A momentous achievement during his term was the accomplishment of Nationalization of the Trade of Tendu Leaves and its enforcement in the state for the welfare of tribals and people of the forest against heavy opposition.

== Political career ==
Member of Legislative Assembly (MLA) – (i) First Vidhan Sabha, 1956–57 (ii) Second Vidhan Sabha, 1957–62, (iii) Third Vidhan Sabha, 1962–67, (iv) Fourth Vidhan Sabha, 1967–72, (v) Fifth Vidhan Sabha, 1972–77, and (vi) Sixth Vidhan Sabha, 1977–80 from Lakhnadon and Ghansor Vidhansabha constituency of Madhya Pradesh.

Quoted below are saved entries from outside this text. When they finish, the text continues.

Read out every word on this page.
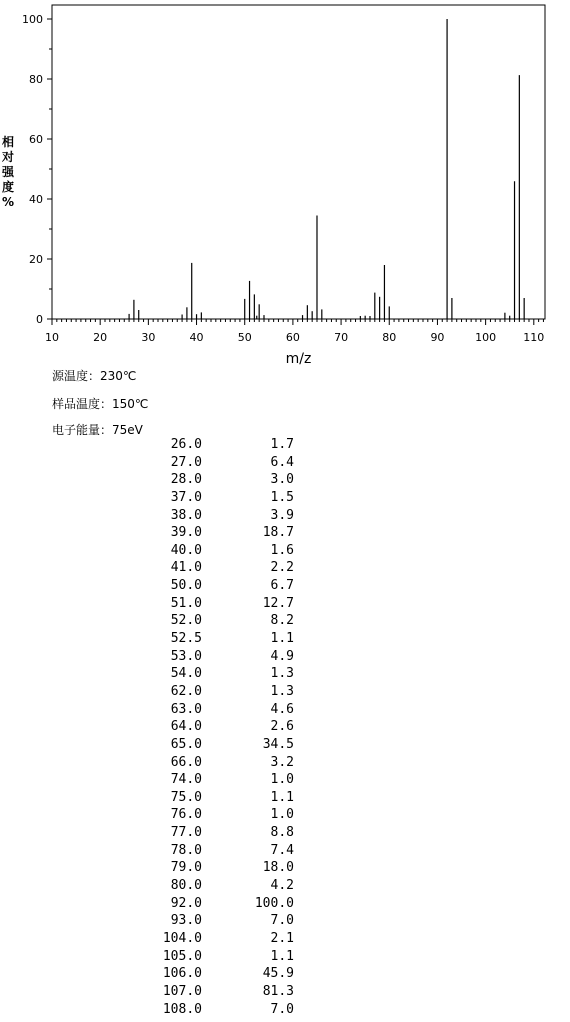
0
20
40
60
80
100
10	20	30	40	50	60	70	80	90	100 110
m/z
相
对
强
度
%
源温度：230℃
样品温度：150℃
电子能量：75eV
26.0	1.7
27.0	6.4
28.0	3.0
37.0	1.5
38.0	3.9
39.0	18.7
40.0	1.6
41.0	2.2
50.0	6.7
51.0	12.7
52.0	8.2
52.5	1.1
53.0	4.9
54.0	1.3
62.0	1.3
63.0	4.6
64.0	2.6
65.0	34.5
66.0	3.2
74.0	1.0
75.0	1.1
76.0	1.0
77.0	8.8
78.0	7.4
79.0	18.0
80.0	4.2
92.0	100.0
93.0	7.0
104.0	2.1
105.0	1.1
106.0	45.9
107.0	81.3
108.0	7.0
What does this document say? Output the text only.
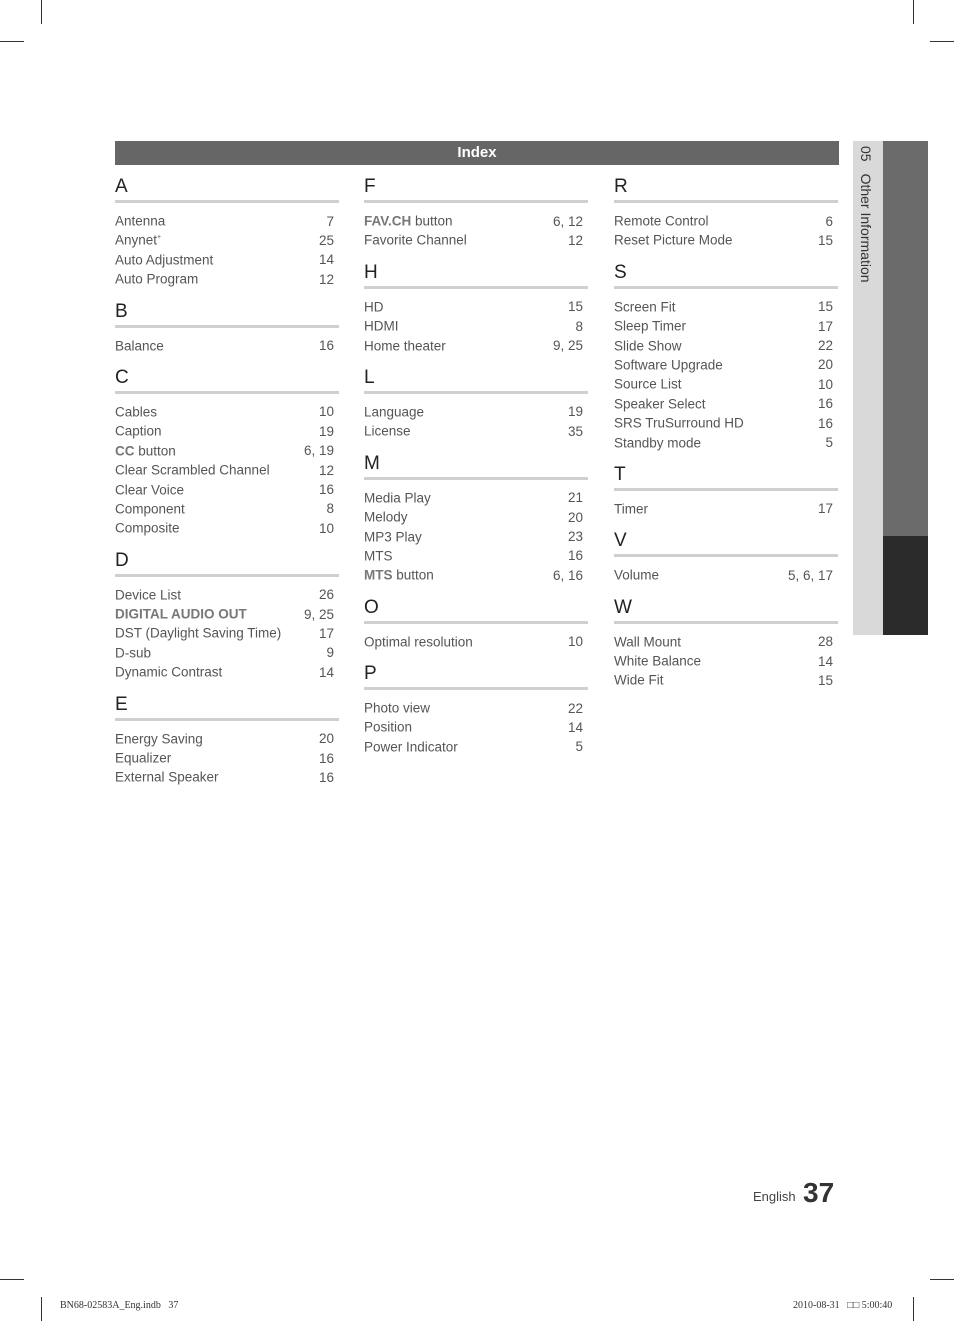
Index	05Other Information
A
Antenna	7
Anynet+	25
Auto Adjustment	14
Auto Program	12
B
Balance	16
C
Cables	10
Caption	19
CC button	6, 19
Clear Scrambled Channel	12
Clear Voice	16
Component	8
Composite	10
D
Device List	26
DIGITAL AUDIO OUT	9, 25
DST (Daylight Saving Time)	17
D-sub	9
Dynamic Contrast	14
E
Energy Saving	20
Equalizer	16
External Speaker	16
F
FAV.CH button	6, 12
Favorite Channel	12
H
HD	15
HDMI	8
Home theater	9, 25
L
Language	19
License	35
M
Media Play	21
Melody	20
MP3 Play	23
MTS	16
MTS button	6, 16
O
Optimal resolution	10
P
Photo view	22
Position	14
Power Indicator	5
R
Remote Control	6
Reset Picture Mode	15
S
Screen Fit	15
Sleep Timer	17
Slide Show	22
Software Upgrade	20
Source List	10
Speaker Select	16
SRS TruSurround HD	16
Standby mode	5
T
Timer	17
V
Volume	5, 6, 17
W
Wall Mount	28
White Balance	14
Wide Fit	15
English 37
BN68-02583A_Eng.indb   37	2010-08-31   □□ 5:00:40
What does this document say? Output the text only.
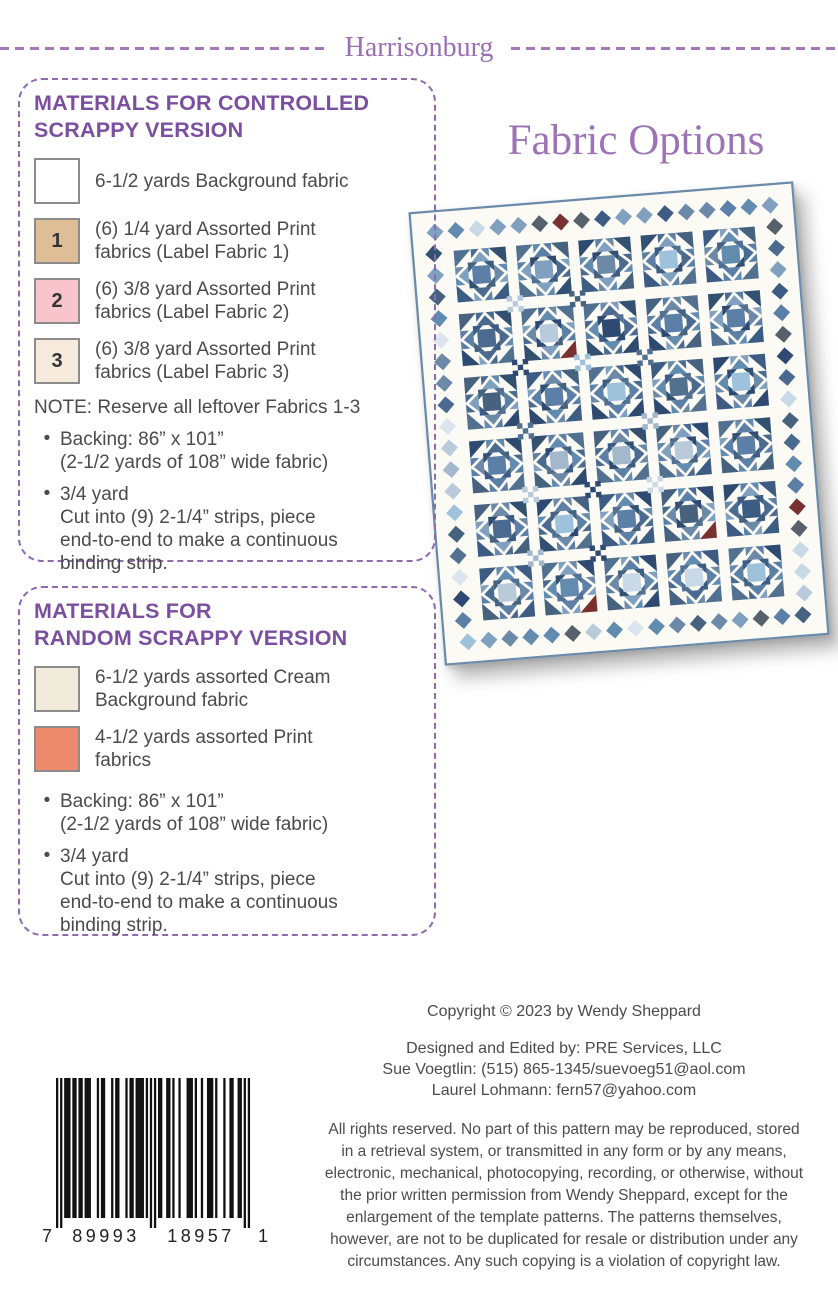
Harrisonburg
MATERIALS FOR CONTROLLED
SCRAPPY VERSION
6-1/2 yards Background fabric
1	(6) 1/4 yard Assorted Print
fabrics (Label Fabric 1)
2	(6) 3/8 yard Assorted Print
fabrics (Label Fabric 2)
3	(6) 3/8 yard Assorted Print
fabrics (Label Fabric 3)
NOTE: Reserve all leftover Fabrics 1-3
• Backing: 86” x 101”
(2-1/2 yards of 108” wide fabric)
• 3/4 yard
Cut into (9) 2-1/4” strips, piece
end-to-end to make a continuous
binding strip.
MATERIALS FOR
RANDOM SCRAPPY VERSION
6-1/2 yards assorted Cream
Background fabric
4-1/2 yards assorted Print
fabrics
• Backing: 86” x 101”
(2-1/2 yards of 108” wide fabric)
• 3/4 yard
Cut into (9) 2-1/4” strips, piece
end-to-end to make a continuous
binding strip.
Fabric Options
Copyright © 2023 by Wendy Sheppard
Designed and Edited by: PRE Services, LLC
Sue Voegtlin: (515) 865-1345/suevoeg51@aol.com
Laurel Lohmann: fern57@yahoo.com
All rights reserved. No part of this pattern may be reproduced, stored
in a retrieval system, or transmitted in any form or by any means,
electronic, mechanical, photocopying, recording, or otherwise, without
the prior written permission from Wendy Sheppard, except for the
enlargement of the template patterns. The patterns themselves,
however, are not to be duplicated for resale or distribution under any
circumstances. Any such copying is a violation of copyright law.
7 89993 18957 1
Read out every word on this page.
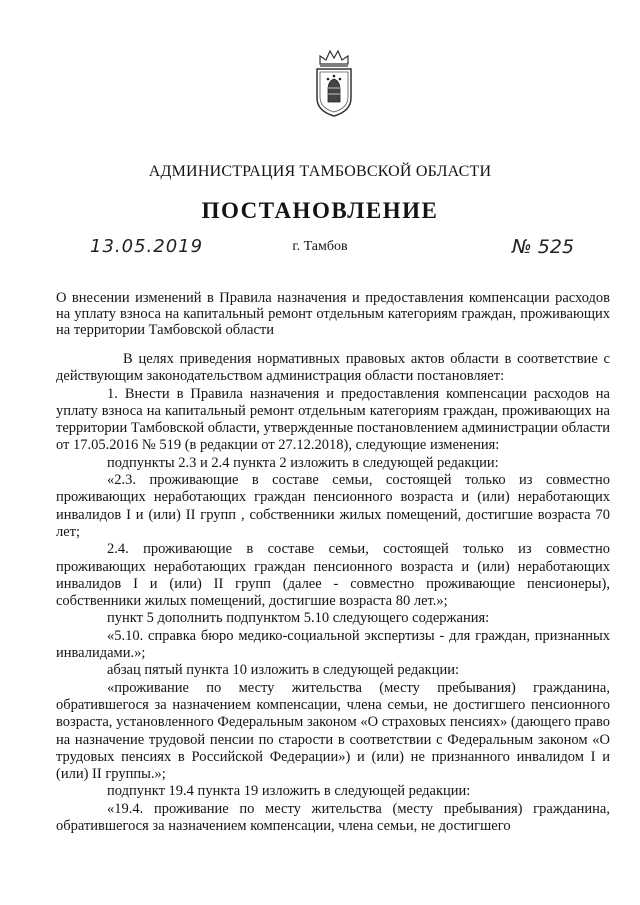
АДМИНИСТРАЦИЯ ТАМБОВСКОЙ ОБЛАСТИ
ПОСТАНОВЛЕНИЕ
13.05.2019	г. Тамбов	№ 525
О внесении изменений в Правила назначения и предоставления компенсации расходов на уплату взноса на капитальный ремонт отдельным категориям граждан, проживающих на территории Тамбовской области

В целях приведения нормативных правовых актов области в соответствие с действующим законодательством администрация области постановляет:

1. Внести в Правила назначения и предоставления компенсации расходов на уплату взноса на капитальный ремонт отдельным категориям граждан, проживающих на территории Тамбовской области, утвержденные постановлением администрации области от 17.05.2016 № 519 (в редакции от 27.12.2018), следующие изменения:

подпункты 2.3 и 2.4 пункта 2 изложить в следующей редакции:

«2.3. проживающие в составе семьи, состоящей только из совместно проживающих неработающих граждан пенсионного возраста и (или) неработающих инвалидов I и (или) II групп , собственники жилых помещений, достигшие возраста 70 лет;

2.4. проживающие в составе семьи, состоящей только из совместно проживающих неработающих граждан пенсионного возраста и (или) неработающих инвалидов I и (или) II групп (далее - совместно проживающие пенсионеры), собственники жилых помещений, достигшие возраста 80 лет.»;

пункт 5 дополнить подпунктом 5.10 следующего содержания:

«5.10. справка бюро медико-социальной экспертизы - для граждан, признанных инвалидами.»;

абзац пятый пункта 10 изложить в следующей редакции:

«проживание по месту жительства (месту пребывания) гражданина, обратившегося за назначением компенсации, члена семьи, не достигшего пенсионного возраста, установленного Федеральным законом «О страховых пенсиях» (дающего право на назначение трудовой пенсии по старости в соответствии с Федеральным законом «О трудовых пенсиях в Российской Федерации») и (или) не признанного инвалидом I и (или) II группы.»;

подпункт 19.4 пункта 19 изложить в следующей редакции:

«19.4. проживание по месту жительства (месту пребывания) гражданина, обратившегося за назначением компенсации, члена семьи, не достигшего
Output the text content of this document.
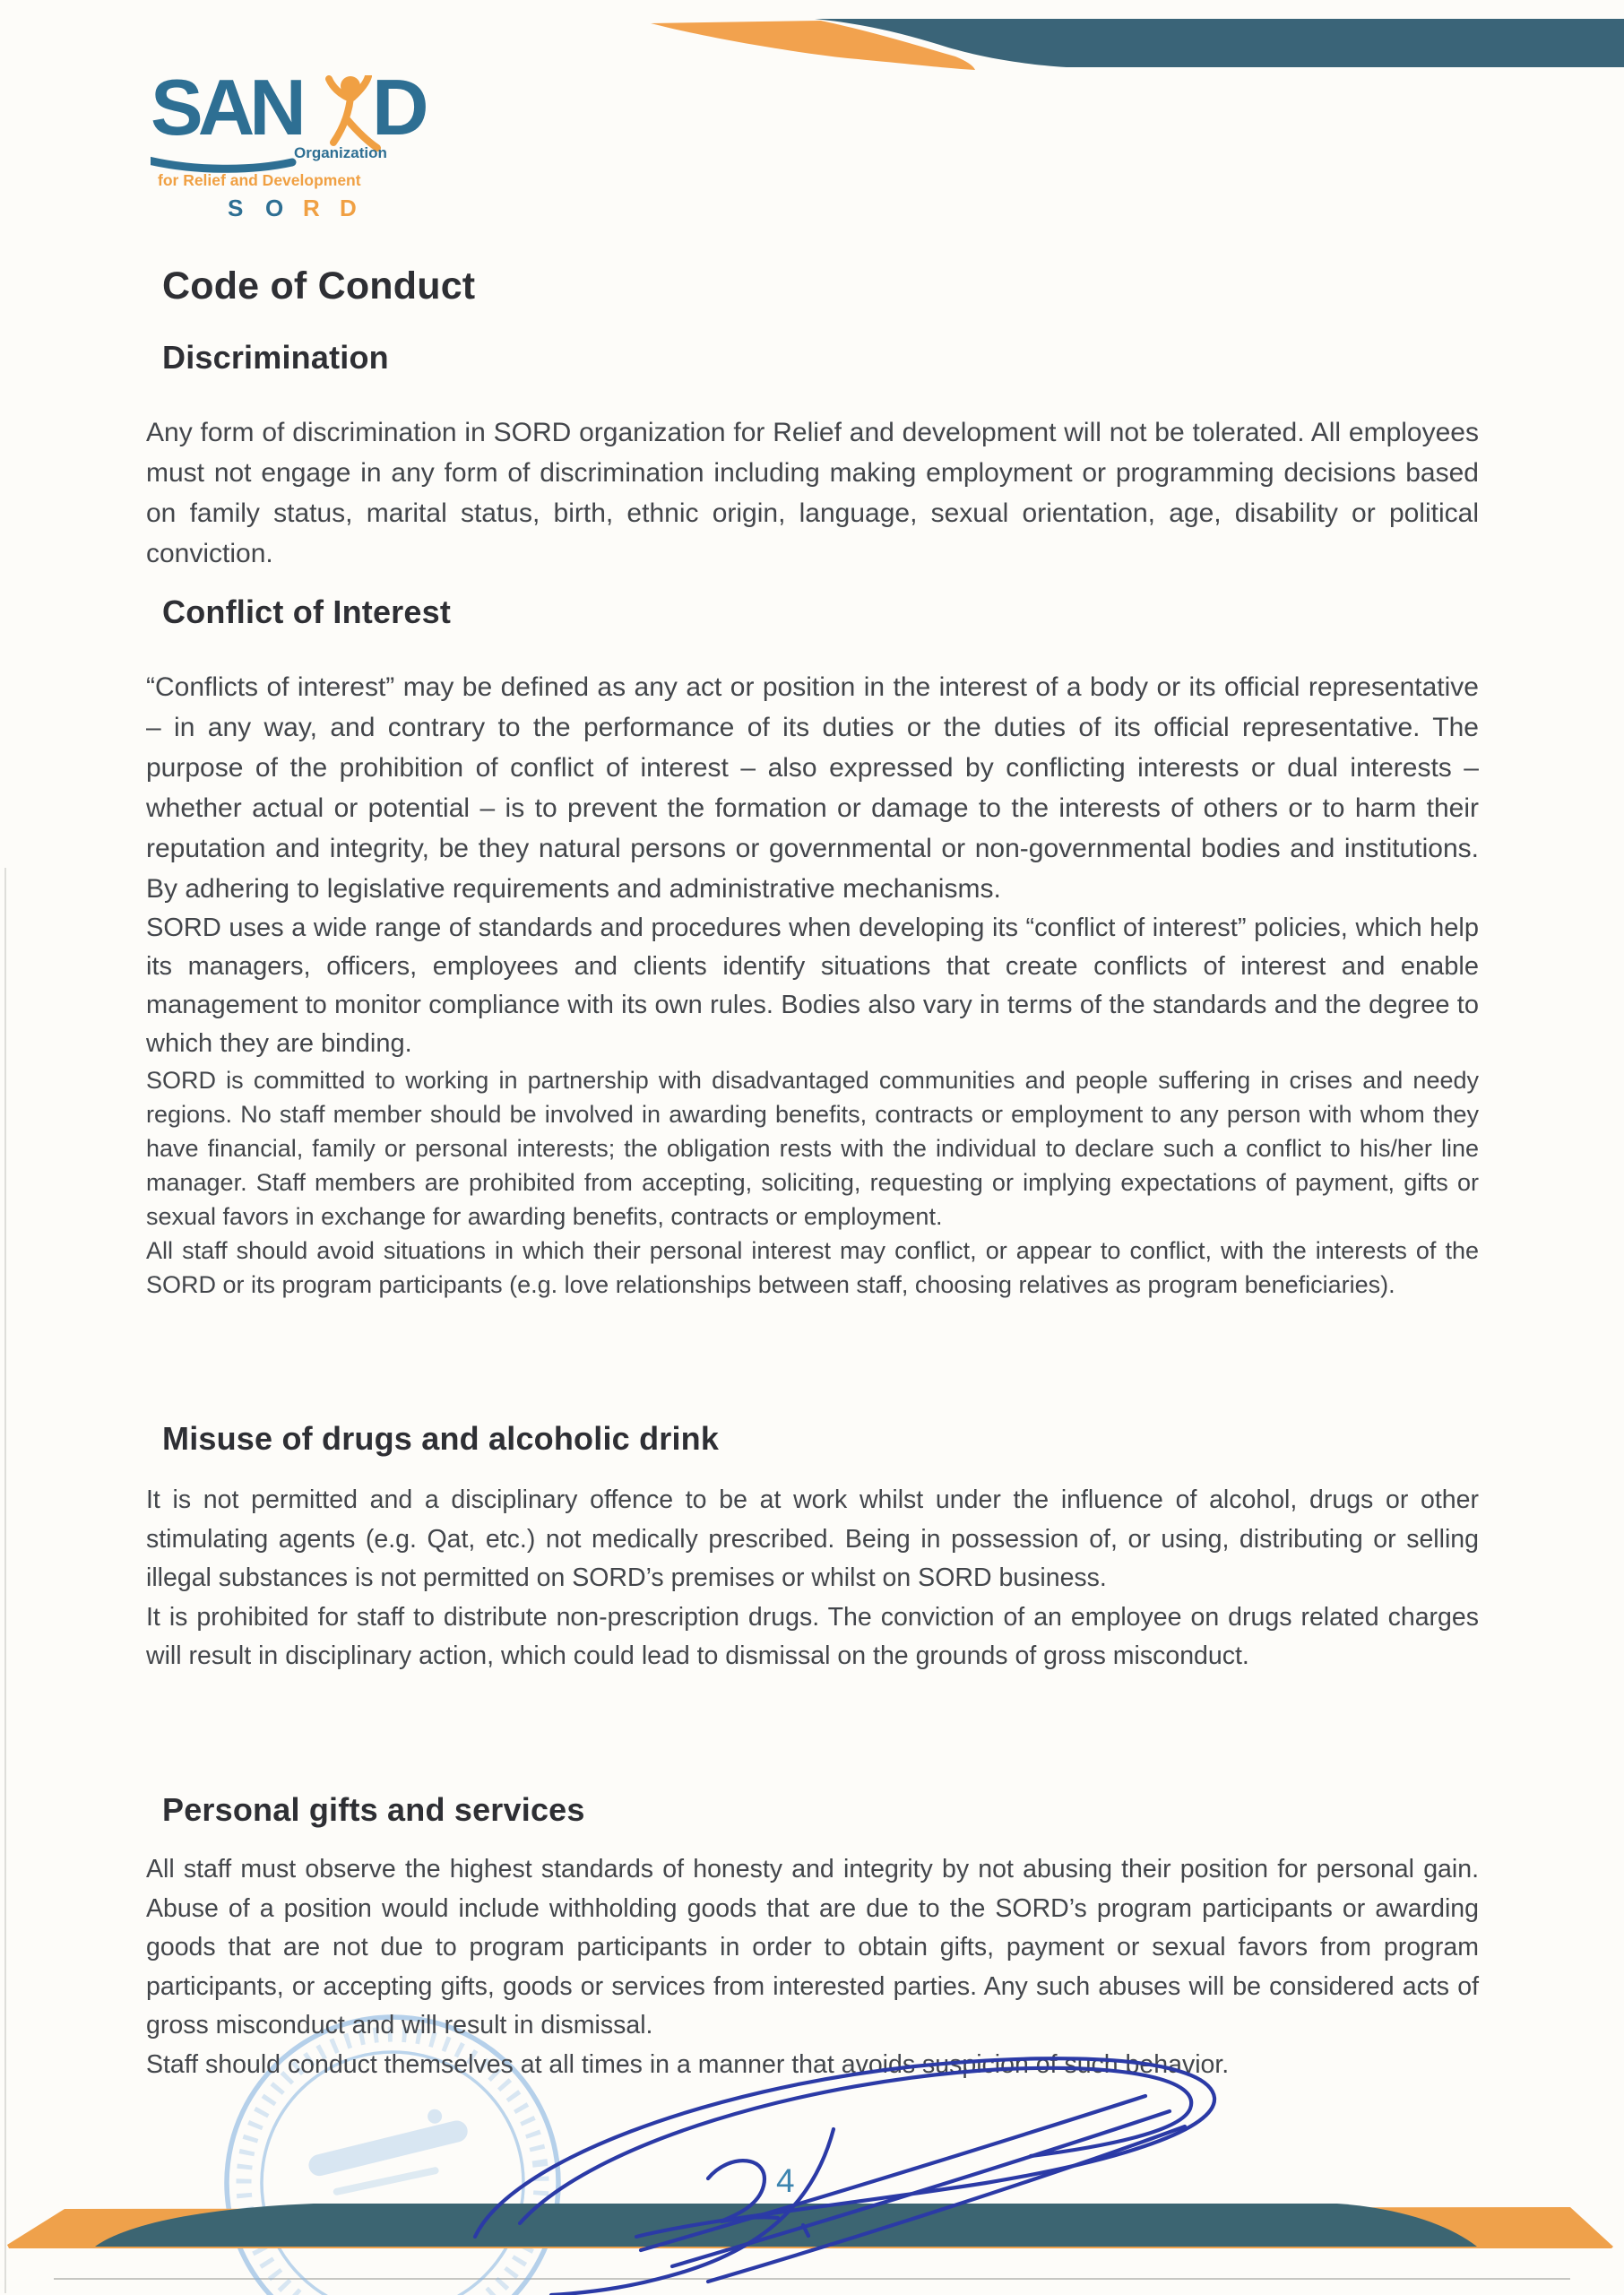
SAN D
Organization
for Relief and Development
S O R D
Code of Conduct
Discrimination

Any form of discrimination in SORD organization for Relief and development will not be tolerated. All employees must not engage in any form of discrimination including making employment or programming decisions based on family status, marital status, birth, ethnic origin, language, sexual orientation, age, disability or political conviction.

Conflict of Interest

“Conflicts of interest” may be defined as any act or position in the interest of a body or its official representative – in any way, and contrary to the performance of its duties or the duties of its official representative. The purpose of the prohibition of conflict of interest – also expressed by conflicting interests or dual interests – whether actual or potential – is to prevent the formation or damage to the interests of others or to harm their reputation and integrity, be they natural persons or governmental or non-governmental bodies and institutions. By adhering to legislative requirements and administrative mechanisms.

SORD uses a wide range of standards and procedures when developing its “conflict of interest” policies, which help its managers, officers, employees and clients identify situations that create conflicts of interest and enable management to monitor compliance with its own rules. Bodies also vary in terms of the standards and the degree to which they are binding.

SORD is committed to working in partnership with disadvantaged communities and people suffering in crises and needy regions. No staff member should be involved in awarding benefits, contracts or employment to any person with whom they have financial, family or personal interests; the obligation rests with the individual to declare such a conflict to his/her line manager. Staff members are prohibited from accepting, soliciting, requesting or implying expectations of payment, gifts or sexual favors in exchange for awarding benefits, contracts or employment.

All staff should avoid situations in which their personal interest may conflict, or appear to conflict, with the interests of the SORD or its program participants (e.g. love relationships between staff, choosing relatives as program beneficiaries).

Misuse of drugs and alcoholic drink

It is not permitted and a disciplinary offence to be at work whilst under the influence of alcohol, drugs or other stimulating agents (e.g. Qat, etc.) not medically prescribed. Being in possession of, or using, distributing or selling illegal substances is not permitted on SORD’s premises or whilst on SORD business.

It is prohibited for staff to distribute non-prescription drugs. The conviction of an employee on drugs related charges will result in disciplinary action, which could lead to dismissal on the grounds of gross misconduct.

Personal gifts and services

All staff must observe the highest standards of honesty and integrity by not abusing their position for personal gain. Abuse of a position would include withholding goods that are due to the SORD’s program participants or awarding goods that are not due to program participants in order to obtain gifts, payment or sexual favors from program participants, or accepting gifts, goods or services from interested parties. Any such abuses will be considered acts of gross misconduct and will result in dismissal.

Staff should conduct themselves at all times in a manner that avoids suspicion of such behavior.

4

=== Ministerial positions held in government of Madhya Pradesh ===

(i) State Minister of Forest in 1966,

(ii) Minister of Public Health in 1967,

(iii) Minister of Commerce and Industry in 1969 and 1971,

(iv) Minister of Tourism in 1971, 1972 and 1973,

(v) Minister of Cooperatives in 1972 and 1973,

(vi) Minister of Agriculture in 1972, 1973 and 1974.

(vii) Minister of Tribal Welfare and Scheduled Caste Welfare in 1972, 1973 and 1974.

(viii) Minister of Food and Civil Supplies in 1972, 1973 and 1974.

(xi) Minister of Power and Irrigation in 1974 and 1975

(x) Minister of Education in 1976 and 1977.

== Administrative work ==
President of (i) Madhya Pradesh Audyogik Kendra Vikas Nigam, 1986–90, (ii) Madhya Pradesh State Backward Class Commission, 1993–96, (iii) Madhya Pradesh State Scheduled Tribe Commission, 1996, (iv) Tribal Finance Corporation.

Vice President of Primary School Teachers Union, Mandla

Secretary of Vanvasi Seva Mandal, Hoshangabad

Member of (i) Madhya Pradesh Estimates Committee, (ii) Forest Expansion Committee, (iii) Mission School Inspection Committee, (iv) Madhya Pradesh Oil Selection Board, 1992–94, (v) Madhya Pradesh Khadi and Village Industries Board.

== Honour ==
Vasant Rao Uikey was popularly known as a people's leader.

On his death, the State Legislative Assembly of Madhya Pradesh broke the traditional norm of 5 minutes tribute, and adjourned the proceedings for an entire day as a tribute to his virtuous, ideal and inspirational life.